The area of the parish was 4,501 acres (1,821 ha.) but in 1933, 121 acres (49 ha.) of High Hurst, lying beside the north-west corner of Cowfold parish, was added. Today the parish has a land area 4,756 acres (1,926 ha) and has therefore barely increased in size since 1933.

The land is gently undulating, falling from 300ft.in the north-east tip to 25 ft. in the south. It is drained by the Cowfold stream, which enters the parish just below the man-made Furnace pond in Lower Beeding and runs slightly west of south. The parish lies predominantly over Weald clay, which in turn overlies Upper Tunbridge Wells Sand except along a tongue of land running from the north-east corner almost to the centre; there are two patches of gravel in the south-east quarter, and five narrow bands of Horsham Stone running east-west. There were brickworks in 1875 and 1909 in the north part just east of the Horsham road, at a site marked in 1984 by Brick kiln Cottages, and brickfields southwest of the church at the centre of the parish in 1896 and 1909. In about 1890 stone was quarried at High Hurst and at three places in the north-east quarter, and there were gravel pits towards the north-east corner and a sandpit near the south-west corner. None of those sites seems to have been in use in 1909 but the quarries at High Hurst were revived for a time by 1922.

Although no documentary evidence earlier than the 13th century has been found for Cowfold or any place within it, in the 11th and 12th centuries the land seems to have been used for woodland pasture, (suggested by place names incorporating the words “den”, “fold”, and “hurst”), and for hunting. In 1210 Beeding manor had outlying farms in Cowfold and therefore the village may have enjoyed herbage rights in those parts of the Weald belonging to the manor.

An 11th-century depiction of boar hunting from the September page of the Cotton Tiberius Calendar (© British Library Board, Cotton Tiberius B V f.7r)

Hunting may have taken place in the various parks that were established over the Cowfold parish. In 1256 the bishop of Chichester’s chase (called Gosden chase) extended down the whole east side of Cowfold parish between Warninglid (in Slaugham) and Wyndham, across to the south-west corner at Mockford, and from there to Parkgate near the centre of the northern boundary of the parish. Shermanbury and Ewhurst parks extended from Shermanbury parish over the south side of Cowfold. Additional parkland in the north-west quarter of the parish was made from the Woldingfold estate in the 1870s; vestiges of this remained in 1984, together with the west, south, and east lodge cottages.

A large proportion of the parish was woodland or orchard and remained so up to 1733. The woodland was most extensive in the north-east of the parish.
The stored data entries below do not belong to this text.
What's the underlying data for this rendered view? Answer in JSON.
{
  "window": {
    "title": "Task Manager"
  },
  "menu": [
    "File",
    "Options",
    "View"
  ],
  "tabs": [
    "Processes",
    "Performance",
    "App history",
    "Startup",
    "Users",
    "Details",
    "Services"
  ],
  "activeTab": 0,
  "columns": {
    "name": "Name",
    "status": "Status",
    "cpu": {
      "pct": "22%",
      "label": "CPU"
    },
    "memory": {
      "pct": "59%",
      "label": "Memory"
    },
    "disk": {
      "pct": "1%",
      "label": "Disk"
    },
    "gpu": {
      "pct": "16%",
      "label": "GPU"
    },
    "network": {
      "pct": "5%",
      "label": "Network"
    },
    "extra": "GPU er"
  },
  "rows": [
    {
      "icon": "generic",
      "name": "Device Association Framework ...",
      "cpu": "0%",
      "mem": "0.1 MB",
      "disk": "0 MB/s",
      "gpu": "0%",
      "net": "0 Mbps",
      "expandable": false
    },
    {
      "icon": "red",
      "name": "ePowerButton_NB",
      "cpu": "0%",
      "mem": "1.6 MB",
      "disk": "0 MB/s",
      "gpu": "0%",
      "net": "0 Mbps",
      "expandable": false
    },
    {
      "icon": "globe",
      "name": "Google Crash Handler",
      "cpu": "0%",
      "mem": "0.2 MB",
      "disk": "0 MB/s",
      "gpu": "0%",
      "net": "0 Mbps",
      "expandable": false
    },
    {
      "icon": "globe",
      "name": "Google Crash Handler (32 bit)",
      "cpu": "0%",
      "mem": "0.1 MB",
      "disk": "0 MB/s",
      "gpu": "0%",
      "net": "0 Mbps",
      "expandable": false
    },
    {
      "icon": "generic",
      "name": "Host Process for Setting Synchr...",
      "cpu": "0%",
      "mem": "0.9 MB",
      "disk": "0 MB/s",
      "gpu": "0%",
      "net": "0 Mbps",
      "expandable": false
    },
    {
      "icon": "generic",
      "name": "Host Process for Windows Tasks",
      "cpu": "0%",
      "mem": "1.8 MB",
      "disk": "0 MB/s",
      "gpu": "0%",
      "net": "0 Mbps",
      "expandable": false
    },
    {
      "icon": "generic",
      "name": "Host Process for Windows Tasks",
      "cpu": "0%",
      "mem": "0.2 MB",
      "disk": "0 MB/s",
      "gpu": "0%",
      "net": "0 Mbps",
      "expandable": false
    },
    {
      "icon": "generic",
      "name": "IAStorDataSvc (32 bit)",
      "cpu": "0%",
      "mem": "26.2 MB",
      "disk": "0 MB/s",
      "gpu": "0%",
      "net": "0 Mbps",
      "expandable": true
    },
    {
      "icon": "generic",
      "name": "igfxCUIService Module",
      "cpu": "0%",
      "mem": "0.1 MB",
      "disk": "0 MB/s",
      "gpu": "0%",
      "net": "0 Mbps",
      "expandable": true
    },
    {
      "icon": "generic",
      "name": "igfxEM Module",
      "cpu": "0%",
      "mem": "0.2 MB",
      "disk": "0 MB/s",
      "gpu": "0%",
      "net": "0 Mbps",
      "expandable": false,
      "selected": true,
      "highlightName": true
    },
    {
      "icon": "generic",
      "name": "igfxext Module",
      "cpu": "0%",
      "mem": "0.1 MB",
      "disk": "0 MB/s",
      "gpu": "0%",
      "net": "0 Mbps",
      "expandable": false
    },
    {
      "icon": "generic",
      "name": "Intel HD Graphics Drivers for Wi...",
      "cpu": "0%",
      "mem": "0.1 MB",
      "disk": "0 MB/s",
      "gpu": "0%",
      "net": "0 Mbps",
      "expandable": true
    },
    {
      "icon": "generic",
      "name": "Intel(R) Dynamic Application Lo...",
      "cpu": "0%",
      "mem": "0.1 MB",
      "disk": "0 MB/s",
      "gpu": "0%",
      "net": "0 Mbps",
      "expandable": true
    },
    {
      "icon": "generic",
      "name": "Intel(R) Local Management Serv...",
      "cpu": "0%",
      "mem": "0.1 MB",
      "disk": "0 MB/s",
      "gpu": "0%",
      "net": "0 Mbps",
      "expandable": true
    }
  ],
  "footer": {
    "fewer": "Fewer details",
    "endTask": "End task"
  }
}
No evidence has been found of open fields in Cowfold. Eight small pieces of waste in the south-west corner of the parish, in total just over 1 acre, were enclosed by an award of 1872.

The scattered settlement of Cowfold parish may represent the gradual and progressive establishment of outlying farms on what had been woodland pastures belonging to manors centred further south and to the north. Across the southern side of the parish nearly all the farms in the east and most of those in the centre belonged respectively to Shermanbury and Ewhurst manors, whose other lands lay immediately south, while those in the west belonged to Stretham manor in Henfield, about 4½ miles due south of Cowfold. In the northern two thirds of Cowfold parish the estates of those three manors were intermingled, except that the farms in the eastern half of the northern third belonged to Beeding manor, about 9 miles south-west of Cowfold.
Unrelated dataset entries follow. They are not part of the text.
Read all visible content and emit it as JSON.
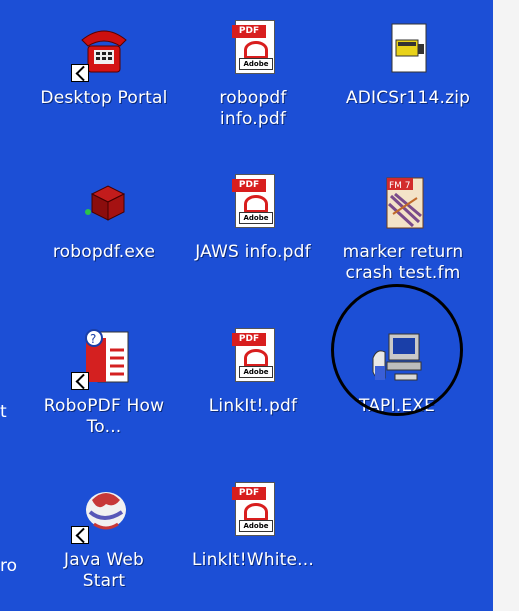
{
  "desktop": {
    "icons": [
      {
        "label": "Desktop Portal",
        "icon": "telephone-icon",
        "shortcut": true
      },
      {
        "label": "robopdf\ninfo.pdf",
        "icon": "pdf-file-icon",
        "shortcut": false
      },
      {
        "label": "ADICSr114.zip",
        "icon": "zip-archive-icon",
        "shortcut": false
      },
      {
        "label": "robopdf.exe",
        "icon": "installer-box-icon",
        "shortcut": false
      },
      {
        "label": "JAWS info.pdf",
        "icon": "pdf-file-icon",
        "shortcut": false
      },
      {
        "label": "marker return\ncrash test.fm",
        "icon": "framemaker-file-icon",
        "shortcut": false
      },
      {
        "label": "RoboPDF How\nTo...",
        "icon": "help-document-icon",
        "shortcut": true
      },
      {
        "label": "LinkIt!.pdf",
        "icon": "pdf-file-icon",
        "shortcut": false
      },
      {
        "label": "TAPI.EXE",
        "icon": "computer-phone-icon",
        "shortcut": false
      },
      {
        "label": "Java Web\nStart",
        "icon": "java-icon",
        "shortcut": true
      },
      {
        "label": "LinkIt!White...",
        "icon": "pdf-file-icon",
        "shortcut": false
      }
    ],
    "partial_labels": [
      "t",
      "ro"
    ],
    "pdf_tag": "PDF",
    "adobe_tag": "Adobe",
    "fm_tag": "FM 7",
    "highlight_color": "#000000",
    "background_color": "#1c4fd6"
  }
}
The enclosure for cattle which gave the parish its name is likely to have been on Beeding manor land and may have been either in the north-east quarter where the manor’s lands were concentrated or near the site of the church where the manor had waste ground. By 1210 the perquisites and tallage payable from the vill of Cowfold to the lord of Beeding manor indicate a permanent settlement from that manor, and by 1257 the Cowfold tenants, customary and free, of Stretham manor formed a group distinct from their fellows in Henfield.